The Apprentice: Eğer Frankenstein Bir Avukat Olsaydı…
Yönetmen koltuğunda Ali Abbasi’nin oturduğu ve başrollerde Sebastian Stan, Jeremy Strong ve Maria Bakalova’yı izlediğimiz The Apprentice, bu yılın en tartışmalı filmlerinden biri. Cannes Film Festivali’nde ilk gösterimini yapan film, öngörülebilir sebeplerden dolayı Amerika’da bir ev sahibi stüdyo ve dağıtıcı bulmakta uzun süre zorlandı. Ancak, resmen “geç olsun, tam isabet olsun” der gibi, Amerika seçimleri arifesinde Briarcliff Entertainment adlı bir stüdyo bu filme sahip çıktı. Ülkemiz izleyicileriyle ise ilk kez Filmekimi‘nde buluşan filmde, eski Amerika Başkanı Donald Trump’ın emlak piyasasında yükselerek yoktan var olma, zamanla da yozlaşma ve ahlaki çöküş hikâyesine tanıklık ediyoruz.

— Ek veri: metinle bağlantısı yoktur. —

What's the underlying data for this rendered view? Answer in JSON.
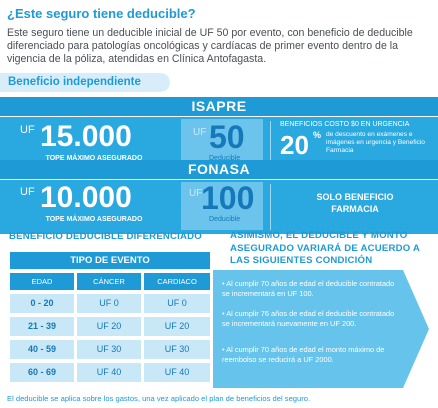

Film, yetmişli yıllarda genç Donald Trump’ın (Sebastian Stan), New York’un yüksek statülü insanlarının vakit geçirdiği bir kulüpte bağlantılar kurmaya çalıştığı bir randevuda başlıyor ve o akşam tanıştığı ünlü ve başarılı avukat Roy Cohn (Jeremy Strong), Trump’ın toplumsal konumunu yükseltmesi için gerekli basamak oluyor. Cohn’un tüm Amerika’da, özellikle de New York’ta kaybetmemekle ün salmış bir avukat olması, babasının mülkü üzerinde süren davayı devralması için Trump’ın karşısına altın değerinde bir fırsat olarak çıkıyor. Daha sonra ikilinin arasındaki iletişim bir mentor-öğrenci ilişkisine dönüşüyor ve Roy Cohn, kazanmanın bir koşul olarak beraberinde getirdiği karanlık dünyanın içine çekiyor “Donnie”yi. Bu kötü şöhretli avukat, bir insanın kazanmak istediği sürece herkese her şeyi yapabileceğini ve yapması gerektiğini savunuyor. Kendisi tehdit, şantaj, iftira, gözdağı verme gibi yöntemleri kullanmaktan hiç çekinmiyor. Amacı, ne olursa olsun müvekkillerinin çıkarlarını korumak. Bu nedenle etik kuralları çoğu zaman hiçe sayan avukat, güç ve korkuyla adeta New York’a hükmediyor. En önemli müvekkilinin Amerika olduğunu söyleyen Cohn, ne yapıyorsa Amerika’nın iyiliği ve çıkarları için yaptığının bilinmesini istiyor. Roy Cohn, adeta Trump’ın sonradan kendisine adapte ederek “yeni” kişiliğinin temel taşları haline getireceği üç kural çerçevesinde hayatını şekillendiriyor: 1. Saldır, saldır, saldır. 2. Asla bir şey itiraf etme, suçlamaları reddet. 3. Asla yenilgiyi kabullenme.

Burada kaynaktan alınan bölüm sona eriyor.